Cure implies that the cancer will not recur and that usually a normal lifespan can be expected. Some patients who have had recurrences of disease can be re-treated successfully and be eventually cured of their disease.

It is estimated that by the end of this century, the patients cured of cancer will represent one in 1,000 adults. It is hoped that these figures will rise further.
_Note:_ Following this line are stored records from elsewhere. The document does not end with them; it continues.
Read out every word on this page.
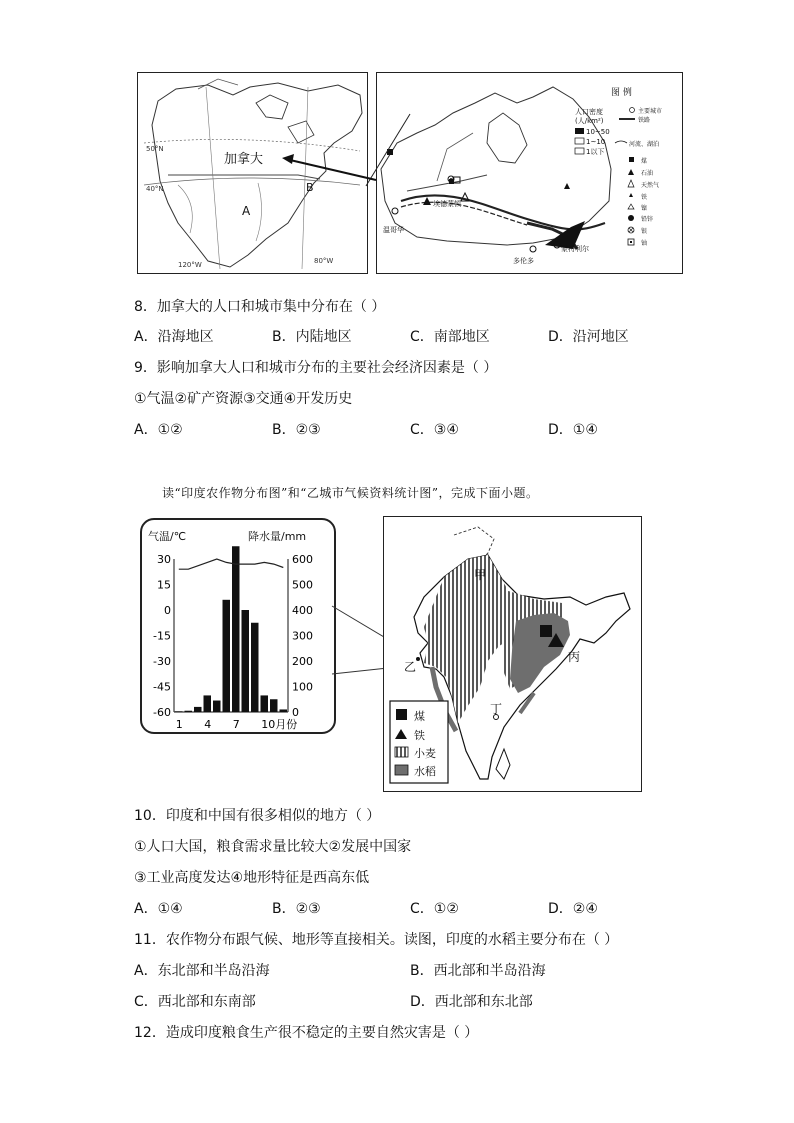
50°N
40°N
加拿大
A
B
120°W	80°W
埃德蒙顿
温哥华
蒙特利尔
多伦多
图 例
人口密度
(人/km²)
10~50
1~10
1以下
主要城市
铁路
河流、湖泊
煤
石油
天然气
铁
镍
铅锌
银
铀
8．加拿大的人口和城市集中分布在（ ）
A．沿海地区	B．内陆地区	C．南部地区	D．沿河地区
9．影响加拿大人口和城市分布的主要社会经济因素是（ ）
①气温②矿产资源③交通④开发历史
A．①②	B．②③	C．③④	D．①④
读“印度农作物分布图”和“乙城市气候资料统计图”，完成下面小题。
气温/℃	降水量/mm
30
15
0
-15
-30
-45
-60
600
500
400
300
200
100
0
1 4 7 10月份
甲
乙
丙
丁
煤
铁
小麦
水稻
10．印度和中国有很多相似的地方（ ）
①人口大国，粮食需求量比较大②发展中国家
③工业高度发达④地形特征是西高东低
A．①④	B．②③	C．①②	D．②④
11．农作物分布跟气候、地形等直接相关。读图，印度的水稻主要分布在（ ）
A．东北部和半岛沿海	B．西北部和半岛沿海
C．西北部和东南部	D．西北部和东北部
12．造成印度粮食生产很不稳定的主要自然灾害是（ ）
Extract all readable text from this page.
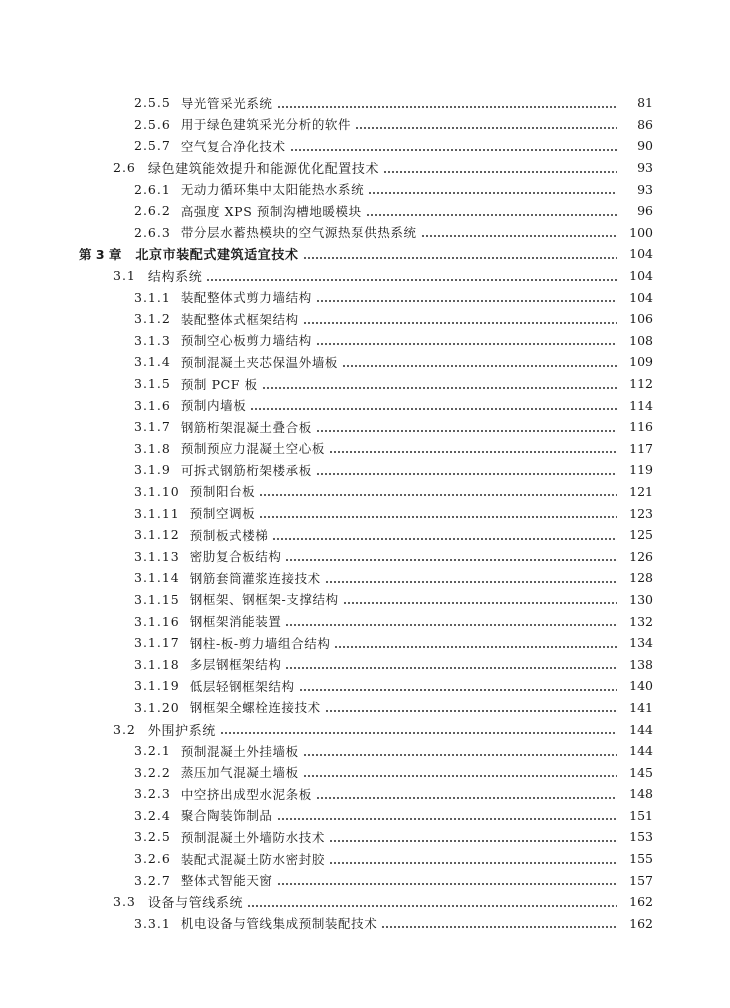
2.5.5 导光管采光系统	81
2.5.6 用于绿色建筑采光分析的软件	86
2.5.7 空气复合净化技术	90
2.6 绿色建筑能效提升和能源优化配置技术	93
2.6.1 无动力循环集中太阳能热水系统	93
2.6.2 高强度 XPS 预制沟槽地暖模块	96
2.6.3 带分层水蓄热模块的空气源热泵供热系统	100
第 3 章 北京市装配式建筑适宜技术	104
3.1 结构系统	104
3.1.1 装配整体式剪力墙结构	104
3.1.2 装配整体式框架结构	106
3.1.3 预制空心板剪力墙结构	108
3.1.4 预制混凝土夹芯保温外墙板	109
3.1.5 预制 PCF 板	112
3.1.6 预制内墙板	114
3.1.7 钢筋桁架混凝土叠合板	116
3.1.8 预制预应力混凝土空心板	117
3.1.9 可拆式钢筋桁架楼承板	119
3.1.10 预制阳台板	121
3.1.11 预制空调板	123
3.1.12 预制板式楼梯	125
3.1.13 密肋复合板结构	126
3.1.14 钢筋套筒灌浆连接技术	128
3.1.15 钢框架、钢框架-支撑结构	130
3.1.16 钢框架消能装置	132
3.1.17 钢柱-板-剪力墙组合结构	134
3.1.18 多层钢框架结构	138
3.1.19 低层轻钢框架结构	140
3.1.20 钢框架全螺栓连接技术	141
3.2 外围护系统	144
3.2.1 预制混凝土外挂墙板	144
3.2.2 蒸压加气混凝土墙板	145
3.2.3 中空挤出成型水泥条板	148
3.2.4 聚合陶装饰制品	151
3.2.5 预制混凝土外墙防水技术	153
3.2.6 装配式混凝土防水密封胶	155
3.2.7 整体式智能天窗	157
3.3 设备与管线系统	162
3.3.1 机电设备与管线集成预制装配技术	162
In the meantime, it is important that patients previously treated for cancer will continue to be followed and seen at intervals at long-term follow-up clinics.
 
Table 1. Cure rates in various types of cancer in children
1970 1980 1985 1995
Acute Lymphoblastic Leukaemia* 40% 50% 70% 72%
Acute Non-Lymphoblastic Leukaemia*  15% 20% 35% 40%
Hodgkin's Disease 50% 65% 80% 85%
Non-Hodgkin's Lymphoma  30% 50% 70% 70%
Neuroblastoma* 35% 35% 40% 40%
Wilms' Tumour 70% 70% 80% 85%
Rhabdomyosarcoma and Soft Tissue Sarcoma 40% 50% 65% 70%
Osteogenic Sarcoma 10% 40% 70% 70%
Ewing's Sarcoma 30% 45% 50% 60%
Hepatoblastoma <5% 10% 40% 40%
Overall 50% 60% 65% 70%
* Does not include the additional benefit of bone marrow transplants.

Table 2. Cure rates in widespread (metastatic) cancer in children

Acute Lymphoblastic Leukaemia* 70%
Acute Non-Lymphoblastic Leukaemia* 35%
Non Hodgkin's Lymphoma Stage IV 70%
Hodgkin's Disease Stage IV 60%
Wilms' Tumour Stage IV 65%
Neuroblastoma Stage IV
If aged less than 1 year 80%
If aged over 2 years <5%
*Note: Does not include the additional cures obtained after bone marrow transplantation.